Altering Charges on Heterobimetallic Transition‐Metal Carbonyl Clusters

The homoleptic group 5 carbonylates [M(CO)(6)](−) (M=Nb, Ta) serve as ligands in carbonyl‐terminated heterobimetallic Ag(m)M(n) clusters containing 3 to 11 metal atoms. Based on our serendipitous [Ag(6){Nb(CO)(6)}(4)](2+) (4 a (2+)) precedent, we established access to such Ag(m)M(n) clusters of the composition [Ag(m){M(CO)(6)}(n)](x) (M=Nb, Ta; m=1, 2, 6; n=2, 3, 4, 5; x=1−, 1+, 2+). Salts of those molecular cluster ions were synthesized by the reaction of [NEt(4)][M(CO)(6)] and Ag[Al(OR(F))(4)] (R(F)=C(CF(3))(3)) in the correct stoichiometry in 1,2,3,4‐tetrafluorobenzene at −35 °C. The solid‐state structures were determined by single‐crystal X‐ray diffraction methods and, owing to the thermal instability of the clusters, a limited scope of spectroscopic methods. In addition, DFT‐based AIM calculations were performed to provide an understanding of the bonding within these clusters.
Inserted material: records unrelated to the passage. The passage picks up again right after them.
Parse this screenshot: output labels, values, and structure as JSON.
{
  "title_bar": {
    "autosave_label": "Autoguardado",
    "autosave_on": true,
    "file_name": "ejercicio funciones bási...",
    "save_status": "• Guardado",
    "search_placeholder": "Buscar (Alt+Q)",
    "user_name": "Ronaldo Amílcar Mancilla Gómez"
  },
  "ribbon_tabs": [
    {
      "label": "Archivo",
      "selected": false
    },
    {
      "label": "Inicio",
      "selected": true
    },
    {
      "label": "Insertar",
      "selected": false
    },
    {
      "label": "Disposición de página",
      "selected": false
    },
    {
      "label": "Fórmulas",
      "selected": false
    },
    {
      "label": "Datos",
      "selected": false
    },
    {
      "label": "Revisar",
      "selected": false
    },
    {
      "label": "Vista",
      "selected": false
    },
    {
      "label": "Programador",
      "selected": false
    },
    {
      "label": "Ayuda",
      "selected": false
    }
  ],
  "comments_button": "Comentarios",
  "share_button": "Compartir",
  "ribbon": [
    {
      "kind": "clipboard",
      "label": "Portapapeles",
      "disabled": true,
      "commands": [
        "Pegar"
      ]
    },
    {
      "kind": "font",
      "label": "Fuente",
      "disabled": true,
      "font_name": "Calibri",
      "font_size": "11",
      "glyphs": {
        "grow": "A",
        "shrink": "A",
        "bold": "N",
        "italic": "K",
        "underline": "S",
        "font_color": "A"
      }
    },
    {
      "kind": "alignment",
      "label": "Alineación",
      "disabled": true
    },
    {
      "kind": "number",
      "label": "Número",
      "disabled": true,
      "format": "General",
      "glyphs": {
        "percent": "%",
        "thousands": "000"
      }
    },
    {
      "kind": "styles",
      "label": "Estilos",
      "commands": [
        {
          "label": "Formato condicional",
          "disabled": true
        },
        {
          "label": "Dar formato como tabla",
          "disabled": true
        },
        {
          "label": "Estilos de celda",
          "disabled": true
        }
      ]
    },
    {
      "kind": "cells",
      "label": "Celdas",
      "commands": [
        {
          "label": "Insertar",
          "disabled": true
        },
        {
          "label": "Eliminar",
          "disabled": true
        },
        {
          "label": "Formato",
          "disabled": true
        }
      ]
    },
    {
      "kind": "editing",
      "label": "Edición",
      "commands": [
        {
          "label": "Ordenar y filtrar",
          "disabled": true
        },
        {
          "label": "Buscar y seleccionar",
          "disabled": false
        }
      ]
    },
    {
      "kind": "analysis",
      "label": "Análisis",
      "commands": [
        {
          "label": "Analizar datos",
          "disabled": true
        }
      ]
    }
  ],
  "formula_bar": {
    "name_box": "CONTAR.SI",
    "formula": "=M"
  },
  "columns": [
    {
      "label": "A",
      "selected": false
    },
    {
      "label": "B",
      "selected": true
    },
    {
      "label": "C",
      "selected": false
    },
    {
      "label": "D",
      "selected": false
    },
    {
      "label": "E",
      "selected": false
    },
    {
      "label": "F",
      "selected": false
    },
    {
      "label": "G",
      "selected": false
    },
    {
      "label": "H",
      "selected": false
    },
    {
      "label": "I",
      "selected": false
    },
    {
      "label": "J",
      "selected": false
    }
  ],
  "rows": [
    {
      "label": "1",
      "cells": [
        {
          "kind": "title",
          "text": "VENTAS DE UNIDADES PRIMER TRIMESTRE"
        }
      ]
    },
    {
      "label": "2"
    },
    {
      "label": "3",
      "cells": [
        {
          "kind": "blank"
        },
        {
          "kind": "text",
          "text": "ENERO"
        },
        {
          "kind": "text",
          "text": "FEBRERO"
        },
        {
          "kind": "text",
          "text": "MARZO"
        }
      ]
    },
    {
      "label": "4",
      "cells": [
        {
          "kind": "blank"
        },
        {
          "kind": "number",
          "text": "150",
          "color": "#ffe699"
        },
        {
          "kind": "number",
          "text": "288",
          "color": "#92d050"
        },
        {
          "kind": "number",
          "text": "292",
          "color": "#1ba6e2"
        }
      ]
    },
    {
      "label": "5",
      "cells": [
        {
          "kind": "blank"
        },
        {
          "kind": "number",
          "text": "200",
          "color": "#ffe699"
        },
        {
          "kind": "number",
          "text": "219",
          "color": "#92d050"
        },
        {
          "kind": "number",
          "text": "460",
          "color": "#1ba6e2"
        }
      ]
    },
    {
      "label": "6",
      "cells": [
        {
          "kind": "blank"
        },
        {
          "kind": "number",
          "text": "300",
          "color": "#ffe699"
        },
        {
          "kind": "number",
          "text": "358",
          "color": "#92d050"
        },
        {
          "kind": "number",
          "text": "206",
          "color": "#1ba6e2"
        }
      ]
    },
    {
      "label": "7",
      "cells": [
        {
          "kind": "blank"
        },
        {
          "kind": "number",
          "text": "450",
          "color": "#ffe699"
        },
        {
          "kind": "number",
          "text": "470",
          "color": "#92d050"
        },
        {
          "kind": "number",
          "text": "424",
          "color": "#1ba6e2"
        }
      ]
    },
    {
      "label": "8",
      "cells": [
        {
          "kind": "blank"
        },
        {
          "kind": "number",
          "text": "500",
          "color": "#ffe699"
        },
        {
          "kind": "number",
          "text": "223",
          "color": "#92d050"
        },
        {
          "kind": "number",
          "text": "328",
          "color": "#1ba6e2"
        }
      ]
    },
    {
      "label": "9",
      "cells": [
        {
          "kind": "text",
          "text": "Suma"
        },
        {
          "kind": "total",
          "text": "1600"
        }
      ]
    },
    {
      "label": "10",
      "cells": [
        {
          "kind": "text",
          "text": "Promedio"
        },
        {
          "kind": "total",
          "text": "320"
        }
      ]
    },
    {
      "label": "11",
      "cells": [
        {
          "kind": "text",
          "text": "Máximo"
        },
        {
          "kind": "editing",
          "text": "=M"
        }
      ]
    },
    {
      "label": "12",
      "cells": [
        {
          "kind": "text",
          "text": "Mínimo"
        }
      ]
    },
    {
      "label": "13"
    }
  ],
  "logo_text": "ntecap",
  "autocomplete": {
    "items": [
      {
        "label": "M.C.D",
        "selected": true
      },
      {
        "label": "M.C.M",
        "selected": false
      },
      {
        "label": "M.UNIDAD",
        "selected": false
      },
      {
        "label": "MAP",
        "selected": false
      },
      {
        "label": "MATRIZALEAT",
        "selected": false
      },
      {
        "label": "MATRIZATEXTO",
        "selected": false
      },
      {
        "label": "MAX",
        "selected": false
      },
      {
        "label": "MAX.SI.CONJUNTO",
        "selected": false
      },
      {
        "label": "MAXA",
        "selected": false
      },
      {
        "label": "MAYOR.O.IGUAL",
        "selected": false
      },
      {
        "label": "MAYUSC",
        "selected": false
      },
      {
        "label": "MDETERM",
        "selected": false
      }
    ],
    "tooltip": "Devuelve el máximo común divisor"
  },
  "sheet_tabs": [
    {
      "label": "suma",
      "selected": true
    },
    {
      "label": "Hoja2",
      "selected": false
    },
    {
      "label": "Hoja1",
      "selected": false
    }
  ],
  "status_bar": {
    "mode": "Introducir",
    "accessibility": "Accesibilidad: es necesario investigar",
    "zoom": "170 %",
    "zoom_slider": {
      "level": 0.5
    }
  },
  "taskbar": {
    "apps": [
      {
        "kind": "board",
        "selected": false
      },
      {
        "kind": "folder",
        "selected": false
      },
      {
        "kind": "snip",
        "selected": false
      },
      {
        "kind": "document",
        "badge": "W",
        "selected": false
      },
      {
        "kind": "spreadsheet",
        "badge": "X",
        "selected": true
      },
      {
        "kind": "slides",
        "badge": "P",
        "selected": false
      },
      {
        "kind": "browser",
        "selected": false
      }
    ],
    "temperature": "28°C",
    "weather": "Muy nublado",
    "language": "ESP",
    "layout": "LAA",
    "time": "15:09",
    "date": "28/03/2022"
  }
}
Apparently, the clusters 3 (+) (m=6, n=5) and 4 (2+) (m=6, n=4) are superatom complexes with trigonal‐prismatic or octahedral Ag(6) superatom cores. The [M(CO)(6)](−) ions then bind through three CO units as tridentate chelate ligands to the superatom core, giving overall structures related to tetrahedral AX(4) (4 (2+)) or trigonal bipyramidal AX(5) molecules (3 (+)).